Ireland winger Jacob Stockdale believes that while the All Blacks “are still the side to beat,” the world’s number one team no longer strike fear into the opposition hearts.

The world number two – who in November beat the All Blacks at home for the first time in their history – are gunning for the top spot and already have their eyes on the upcoming Rugby World Cup.

“Any player with a Tier One nation who says they’re not thinking about the World Cup would be lying,” Stockdale told The Guardian. “You don’t say: ‘Hopefully we’ll get to the semis and then go out.’ Winning it is a massive goal.”

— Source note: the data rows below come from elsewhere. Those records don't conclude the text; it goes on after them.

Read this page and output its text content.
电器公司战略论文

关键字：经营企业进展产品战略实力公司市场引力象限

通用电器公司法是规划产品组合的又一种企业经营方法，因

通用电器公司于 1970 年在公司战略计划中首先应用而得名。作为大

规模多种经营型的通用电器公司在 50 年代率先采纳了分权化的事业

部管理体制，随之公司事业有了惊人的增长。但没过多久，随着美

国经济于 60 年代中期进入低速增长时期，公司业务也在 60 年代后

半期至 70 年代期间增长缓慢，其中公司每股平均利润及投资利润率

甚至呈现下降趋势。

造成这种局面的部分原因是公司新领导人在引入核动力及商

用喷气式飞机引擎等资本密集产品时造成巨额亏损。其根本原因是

“New Zealand are still the side to beat but we’ve won two of our last three games against them. They have that World Cup history and experience but I don’t think there’s the fear of New Zealand like before. We’re in a good position. We’re very confident.”

The 22-year-old winger was the only player to cross the chalk in Ireland’s 16-9 November win over the All Blacks.

Stockdale revealed the crucial score was the result of a five-year process.

“It was a set play Joe [Schmidt] ran back in 2013,” Stockdale said.

“It didn’t work but that’s what Joe does. If it doesn’t work he’ll put it into some big filofax of plays. He puts it on the back burner for a couple of years and then brings it out again.”

Stockdale spoke of his experience as part of the historic side that beat the All Blacks in Dublin.

“It was an incredible experience to be involved in that game,” Stockdale said.

“To be the first team to beat the All Blacks in Dublin, and to get a try, was special. There’s also more belief. When we lost to them in 2013 [24-22 with a last-minute Ryan Crotty try stealing an All Black victory] there was the feeling we were holding on and trying not to let them score.

“This time we were trying to attack all the way through. We went after them with confidence. That’s down to the coaches and senior players. They made a big impact.”

Stockdale also touched on the influence of Kiwi coach Joe Schmidt, who led the side to a Six Nations Grand Slam earlier this year and was recently named World Rugby Coach of the Year.

“He makes sure everything you do as a team, and individually, is excellent – whether cleaning out a ruck or making a pass. He’s created a culture where I go into training and know my passing needs to be nailed on and I need to be hitting rucks.

“He’ll be nice and calm but he’ll have a go at you whenever you need to pull your finger out.”